In my transformation, I will reveal my talents boldly and unapologetically. I will not be afraid to step into my gifts as a creative person. I will share my work in ways that feel right and comfortable to me with other people.  I will not be afraid of failure or ridicule.  I will simply create the life I want to live with my magic.

On this walk with my son on this October day, the trail ended in a clearing, with a structure at the opposite end.  We walked over to it, my son curious about what it was.  I explained to him that it was a deer blind, but those words meant nothing to him.  I explained further that the hunters would sit inside of it, hidden to the deer, and when the deer came out to the clearing, exposed, the hunters would shoot them.  My son was horrified at the idea that something so innocent and beautiful would come to a brutal end, not understanding it was part of a cycle passed down for generations. Birth, growth and death, and then the cycle behinds anew.
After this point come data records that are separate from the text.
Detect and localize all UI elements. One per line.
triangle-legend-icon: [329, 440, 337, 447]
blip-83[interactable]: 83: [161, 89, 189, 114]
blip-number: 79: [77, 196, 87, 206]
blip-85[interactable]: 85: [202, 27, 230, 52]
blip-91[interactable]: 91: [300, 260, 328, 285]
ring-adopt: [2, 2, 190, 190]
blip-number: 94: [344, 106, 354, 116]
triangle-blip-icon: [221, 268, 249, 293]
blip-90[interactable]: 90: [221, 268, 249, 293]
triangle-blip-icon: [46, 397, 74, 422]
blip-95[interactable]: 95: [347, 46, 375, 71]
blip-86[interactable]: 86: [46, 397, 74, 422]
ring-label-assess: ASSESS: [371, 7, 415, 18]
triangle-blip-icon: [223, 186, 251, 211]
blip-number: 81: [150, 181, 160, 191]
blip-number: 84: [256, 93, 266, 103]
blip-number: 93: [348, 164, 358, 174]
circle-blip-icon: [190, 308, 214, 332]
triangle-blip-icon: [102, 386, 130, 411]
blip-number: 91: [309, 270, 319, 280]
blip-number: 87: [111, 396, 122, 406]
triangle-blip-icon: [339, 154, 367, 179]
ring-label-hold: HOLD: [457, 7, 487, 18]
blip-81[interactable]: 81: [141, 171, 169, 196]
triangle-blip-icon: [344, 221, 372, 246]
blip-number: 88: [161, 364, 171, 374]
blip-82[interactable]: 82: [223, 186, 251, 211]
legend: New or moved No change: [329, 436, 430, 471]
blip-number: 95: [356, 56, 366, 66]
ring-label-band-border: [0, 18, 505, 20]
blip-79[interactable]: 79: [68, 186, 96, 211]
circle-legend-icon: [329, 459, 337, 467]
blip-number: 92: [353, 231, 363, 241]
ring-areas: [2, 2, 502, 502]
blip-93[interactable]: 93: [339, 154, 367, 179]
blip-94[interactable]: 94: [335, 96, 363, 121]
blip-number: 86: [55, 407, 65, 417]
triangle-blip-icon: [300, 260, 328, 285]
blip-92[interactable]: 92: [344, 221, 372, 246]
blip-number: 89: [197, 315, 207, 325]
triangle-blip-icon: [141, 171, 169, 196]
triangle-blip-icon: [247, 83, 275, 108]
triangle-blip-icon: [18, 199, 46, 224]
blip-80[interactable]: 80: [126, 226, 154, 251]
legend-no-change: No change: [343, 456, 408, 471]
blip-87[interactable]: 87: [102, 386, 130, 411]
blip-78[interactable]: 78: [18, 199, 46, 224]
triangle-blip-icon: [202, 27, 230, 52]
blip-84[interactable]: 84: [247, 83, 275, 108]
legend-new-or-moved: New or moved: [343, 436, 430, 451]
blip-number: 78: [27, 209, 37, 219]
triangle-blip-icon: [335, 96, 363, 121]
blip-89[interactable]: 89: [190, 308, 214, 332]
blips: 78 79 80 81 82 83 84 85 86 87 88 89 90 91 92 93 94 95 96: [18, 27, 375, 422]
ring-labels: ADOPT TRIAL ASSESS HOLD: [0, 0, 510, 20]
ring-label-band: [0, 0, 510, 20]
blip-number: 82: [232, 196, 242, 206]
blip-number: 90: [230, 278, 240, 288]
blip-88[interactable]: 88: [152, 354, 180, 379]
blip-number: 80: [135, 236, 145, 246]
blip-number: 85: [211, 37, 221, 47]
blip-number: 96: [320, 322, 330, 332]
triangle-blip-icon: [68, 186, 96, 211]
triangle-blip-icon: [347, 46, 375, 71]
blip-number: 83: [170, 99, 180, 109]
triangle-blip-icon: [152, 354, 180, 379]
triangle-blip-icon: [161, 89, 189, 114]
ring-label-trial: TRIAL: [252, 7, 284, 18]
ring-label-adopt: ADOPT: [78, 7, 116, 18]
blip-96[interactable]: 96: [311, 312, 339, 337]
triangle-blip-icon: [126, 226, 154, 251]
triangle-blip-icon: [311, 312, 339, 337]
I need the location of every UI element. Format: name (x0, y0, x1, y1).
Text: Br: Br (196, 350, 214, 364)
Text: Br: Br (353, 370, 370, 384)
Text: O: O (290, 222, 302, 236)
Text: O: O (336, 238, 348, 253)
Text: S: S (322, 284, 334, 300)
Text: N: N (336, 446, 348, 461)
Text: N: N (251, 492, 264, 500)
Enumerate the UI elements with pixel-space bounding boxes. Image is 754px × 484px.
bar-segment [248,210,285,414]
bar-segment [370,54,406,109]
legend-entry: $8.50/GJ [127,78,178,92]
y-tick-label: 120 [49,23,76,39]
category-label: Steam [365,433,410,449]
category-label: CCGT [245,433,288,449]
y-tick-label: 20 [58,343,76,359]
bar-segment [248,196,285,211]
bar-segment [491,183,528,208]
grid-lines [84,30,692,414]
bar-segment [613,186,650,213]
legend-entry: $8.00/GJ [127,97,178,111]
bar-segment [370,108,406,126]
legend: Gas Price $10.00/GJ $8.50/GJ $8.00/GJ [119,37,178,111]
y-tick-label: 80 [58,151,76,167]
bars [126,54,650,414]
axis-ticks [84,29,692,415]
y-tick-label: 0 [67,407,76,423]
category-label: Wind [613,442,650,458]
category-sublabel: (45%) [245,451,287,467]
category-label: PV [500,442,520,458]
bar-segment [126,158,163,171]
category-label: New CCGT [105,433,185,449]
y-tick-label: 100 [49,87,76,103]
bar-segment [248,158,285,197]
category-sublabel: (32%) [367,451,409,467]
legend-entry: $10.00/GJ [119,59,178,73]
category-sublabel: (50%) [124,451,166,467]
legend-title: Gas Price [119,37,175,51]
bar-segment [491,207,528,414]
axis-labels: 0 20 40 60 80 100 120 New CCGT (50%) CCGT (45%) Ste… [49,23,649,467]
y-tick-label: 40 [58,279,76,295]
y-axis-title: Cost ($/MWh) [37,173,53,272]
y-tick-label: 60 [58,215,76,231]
On the way back, we took a side journey to an old graveyard, a simple fenced in area with about a dozen marked graves, and possibly several unmarked ones.  We admired a huge tree in the middle of the graveyard, tall and sturdy, but with all its branches missing except one, possibly transformed itself by the recent tornadoes or simply just age or disease. My son pointed out that it’s one good branch would make a nice place for birds to rest, and he wasn’t wrong. Its transformation made it ready for a new purpose.

Death is a part of transformation that we don’t like to think about, but sometimes death is necessary to fully complete the changes required.  That morning that I was picking up trash with the wise woman, we also found several dead dragonflies.  Dead dragonflies can be reminders that endings are necessary for new beginnings, and allowing ourselves to evolve. We have to let go of the old ways and the old conditions to allow the new life to begin.
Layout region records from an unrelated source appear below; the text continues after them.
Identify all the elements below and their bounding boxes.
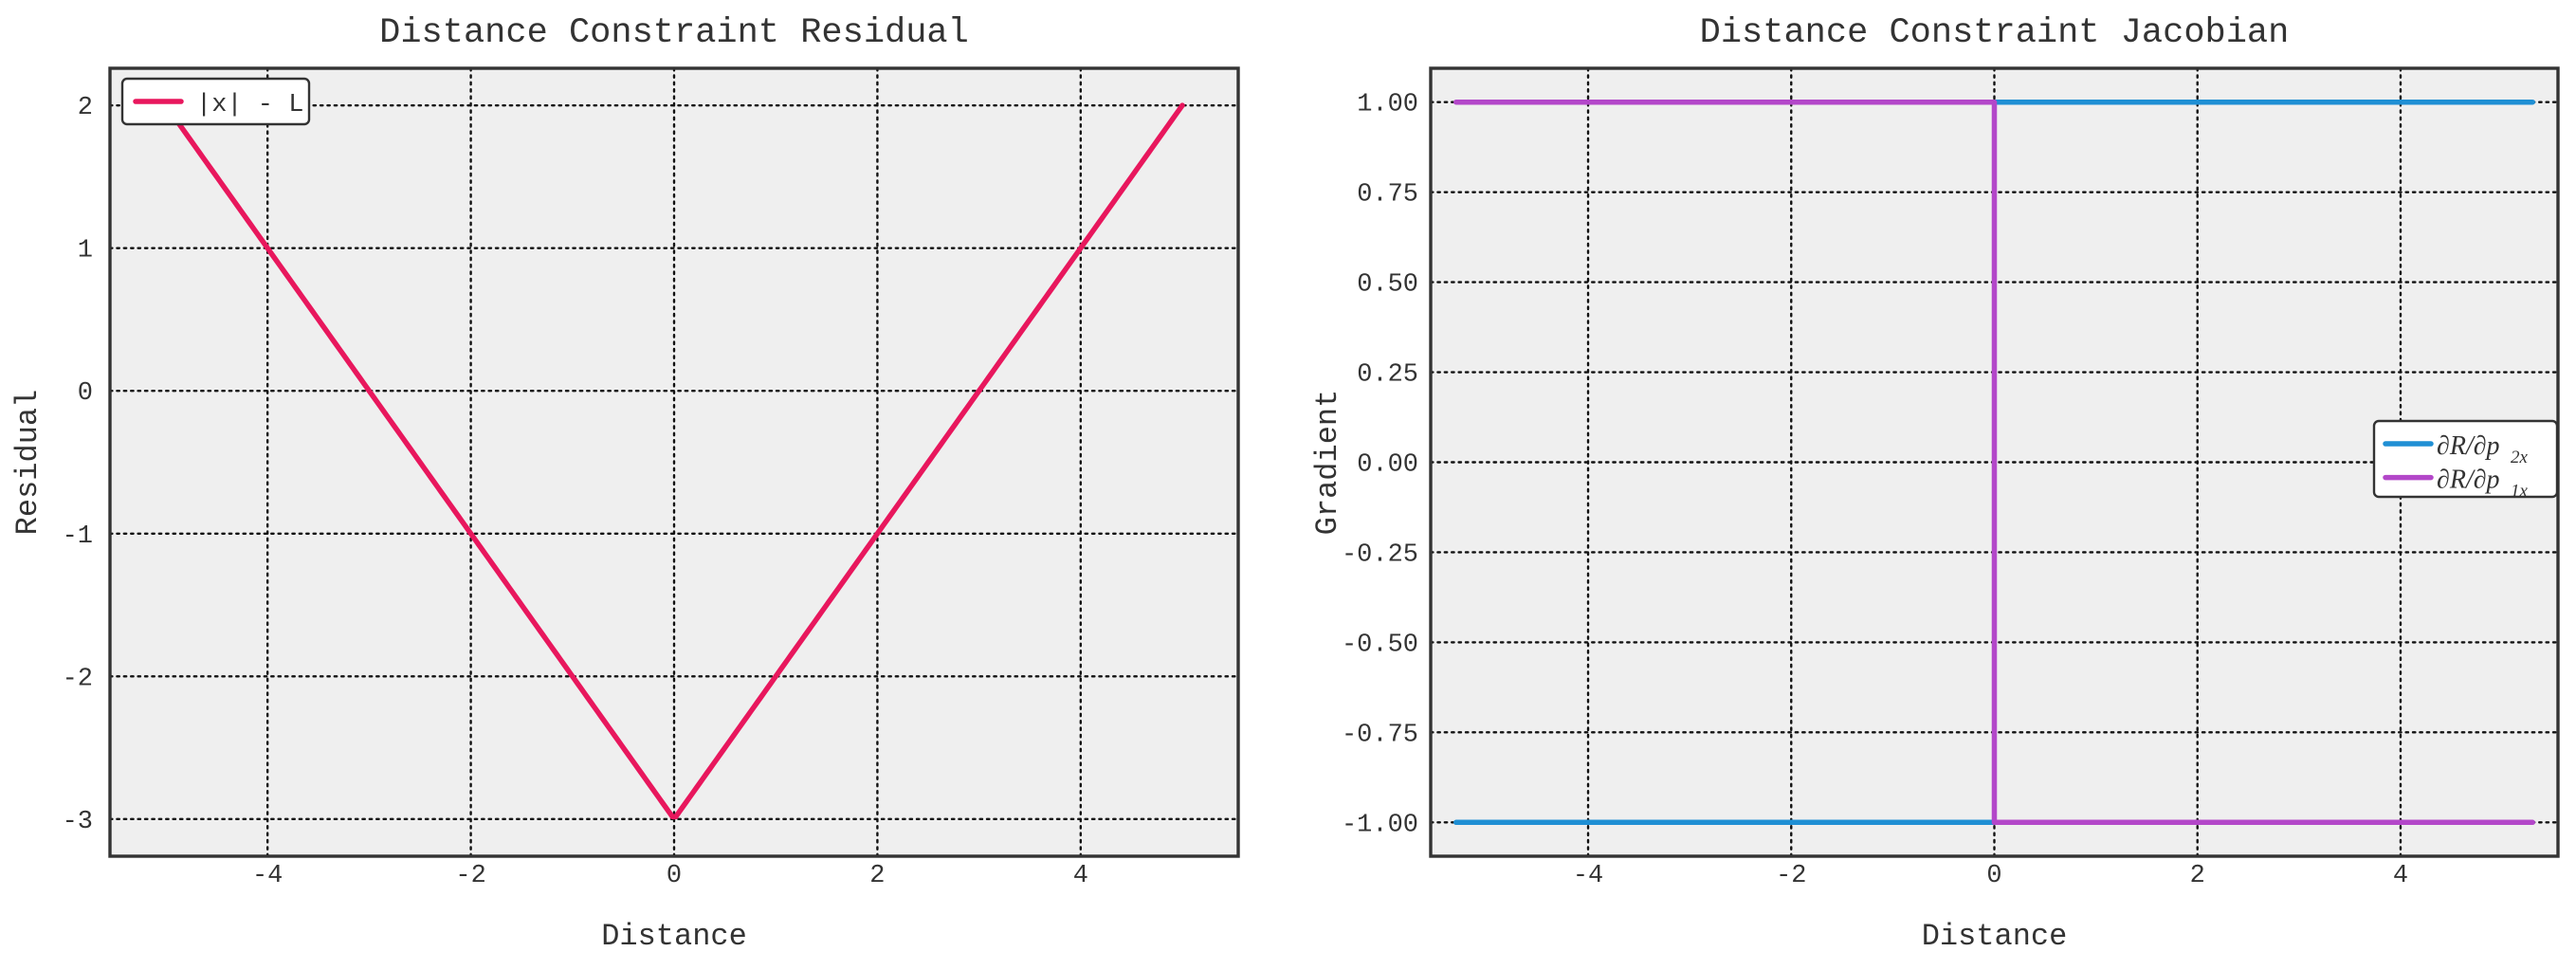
svg-text:-0.50: -0.50 bbox=[1342, 631, 1418, 659]
svg-text:Gradient: Gradient bbox=[1310, 390, 1345, 536]
svg-text:0: 0 bbox=[78, 379, 93, 408]
svg-text:-4: -4 bbox=[252, 862, 283, 890]
svg-text:Distance: Distance bbox=[1922, 919, 2068, 954]
svg-text:-1.00: -1.00 bbox=[1342, 811, 1418, 839]
svg-text:0: 0 bbox=[1986, 862, 2001, 890]
svg-text:2: 2 bbox=[869, 862, 885, 890]
svg-text:-3: -3 bbox=[63, 808, 93, 836]
svg-text:Distance Constraint Residual: Distance Constraint Residual bbox=[379, 13, 969, 53]
svg-text:1: 1 bbox=[78, 237, 93, 265]
svg-text:0.75: 0.75 bbox=[1357, 181, 1418, 210]
svg-text:-1: -1 bbox=[63, 522, 93, 551]
svg-text:2x: 2x bbox=[2511, 448, 2529, 467]
svg-text:-0.75: -0.75 bbox=[1342, 721, 1418, 749]
svg-text:1.00: 1.00 bbox=[1357, 91, 1418, 119]
svg-text:Distance Constraint Jacobian: Distance Constraint Jacobian bbox=[1700, 13, 2290, 53]
svg-text:-2: -2 bbox=[63, 665, 93, 693]
svg-text:2: 2 bbox=[78, 94, 93, 122]
svg-text:4: 4 bbox=[2393, 862, 2408, 890]
svg-text:4: 4 bbox=[1073, 862, 1088, 890]
svg-text:Residual: Residual bbox=[10, 390, 46, 536]
svg-text:1x: 1x bbox=[2511, 482, 2529, 502]
svg-text:-4: -4 bbox=[1573, 862, 1603, 890]
svg-text:2: 2 bbox=[2190, 862, 2205, 890]
svg-text:Distance: Distance bbox=[601, 919, 747, 954]
svg-text:∂R/∂p: ∂R/∂p bbox=[2437, 466, 2500, 495]
svg-text:-0.25: -0.25 bbox=[1342, 540, 1418, 569]
svg-text:∂R/∂p: ∂R/∂p bbox=[2437, 431, 2500, 461]
svg-text:0.25: 0.25 bbox=[1357, 361, 1418, 390]
svg-text:0.00: 0.00 bbox=[1357, 451, 1418, 480]
svg-text:-2: -2 bbox=[1776, 862, 1806, 890]
svg-text:-2: -2 bbox=[455, 862, 485, 890]
svg-text:0.50: 0.50 bbox=[1357, 271, 1418, 300]
svg-text:0: 0 bbox=[667, 862, 682, 890]
svg-text:|x| - L: |x| - L bbox=[196, 91, 303, 119]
That same morning, I also found four feathers, three of them white like the one I found on this morning walk with my son. As he and I walked back to the car after finding the deer blind, I had found another feather, this one white fluffy down at the base, but a glittering blue-ish brown along the top. I bring the feathers home and add them to my collection, reminders from the spirit that I am on the right path, even though I am just feeling my way through it.